А некоторые девушки верили, что он явился из глубин моря. И действительно, дыхание его мощной груди напоминало шум волн. И в глазах его мистическим образом навек запечатлелась бескрайняя линия горизонта, как у каждого, кто родился и жил на море. Дыхание воина было горячее летнего пассата и источало терпкий аромат выброшенных на берег водорослей.
Разве не была подобная красота обречена на скорую гибель? Пышнотелые женщины Рима, чья чувственность взросла на крепком, сладком вине и мясе с кровью, первыми учуяли привкус злого рока, нависшего над Себастьяном (так звали молодого трибуна), когда он и сам еще не догадывался об уготованной ему судьбе. Уж не потому ли и домогались римлянки с такой страстью его любви? Алая кровь под белой кожей Себастьяна мчалась по жилам с утроенной силой и быстротой, словно искала и не мола найти отверстия, из которого ей предстояло брызнуть, когда прекрасная плоть будет истерзана. И женщины безошибочным чутьем слышали бег этой неистовой крови.
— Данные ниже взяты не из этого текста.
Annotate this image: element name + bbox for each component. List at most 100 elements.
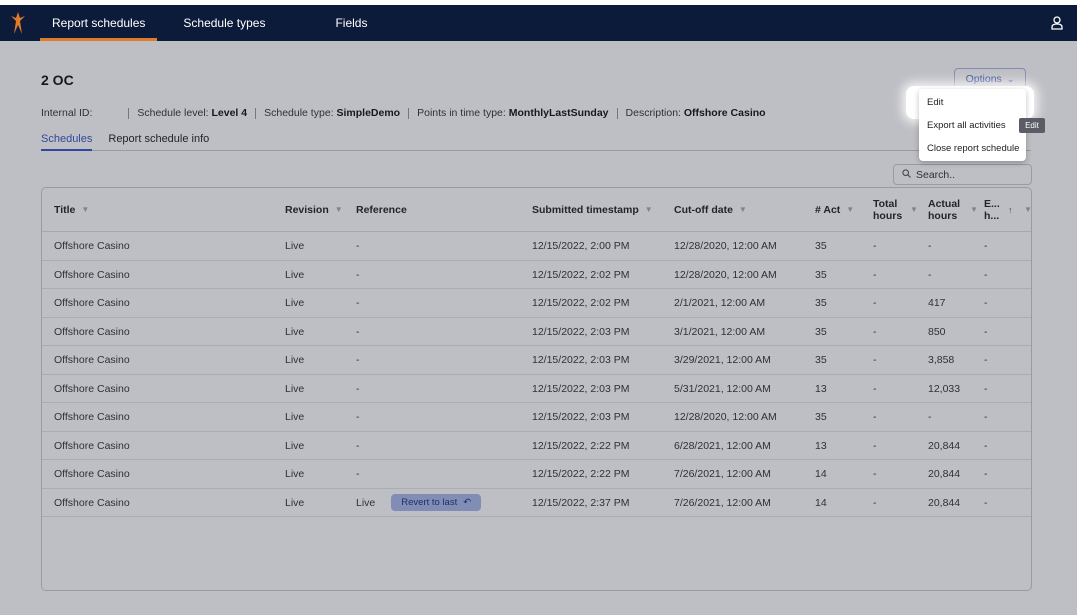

Тяготевший над Себастьяном рок не вызывал жалости. О нет, ничего пробуждающего сострадание в трибуне не было! Была гордость, была трагедия. И еще – нечто сияющее.
Кто знает, сколько раз в момент сладчайших лобзаний на чело Себастьяна ложилась тень грядущих смертных мук?
Он, верно, и сам если не сознавал, то смутно догадывался, что перед ним лишь один путь – принять мученичество за веру. Именно эта страшная печать судьбы выделяла его из низменной толпы.
И вот настало то утро. На рассвете Себастьян отбросил одеяло и рывком поднялся с ложа – его ожидали обычные заботы солдатской службы. Перед мысленным взором трибуна еще витало ночное виденье: стая недобрых птиц сорок опустилась ему на грудь и прикрыла его рот своими трепещущими крыльями. Но грубая постель, на которой спал Себастьян, источала аромат высушенных водорослей, словно маня обещанием иных, более приятных, снов о морских просторах. Воин облачился в скрипучие доспехи, встал у окна, рассеянно глядя куда-то вверх, за окруженный рощей храм. Там, в светлеющем небе, угасало созвездие, именуемое Маззарос. Потом глаза трибуна остановились на великолепном силуэте языческого капища, и в них отразилось бескрайнее, почти страдальческое презрение – выражение, столь шедшее этому лицу. Себастьян призвал Бога Единственного и едва слышно прошептал слова молитвы. Тихие эти звуки были подхвачены, тысячекратно усилены, и от языческого храма с его колоннадой, расчертившей звездное небо, явственно донесся глухой стон. Нет, не стон, а могучий гул, словно с звездоносного небосвода обрушилась некая таинственная лавина. Юноша улыбнулся. Взгляд его устремился ниже, и он увидел, как в лучах занимающегося дня к его дому робко приближается стайка девушек для тайного ежеутреннего моления. Каждая держала в руке еще не раскрывшуюся после ночного сна белую лилию…
Зима. Я учусь во втором классе гимназии средней ступени note 14. Все мы, гимназисты, уже давно привыкли к длинным брюкам, привыкли обращаться друг к другу попросту, на «ты». В начальных классах учителя требовали, чтобы мы величали соучеников «господин такой-то» и даже в летнюю жару носили гольфы до колен.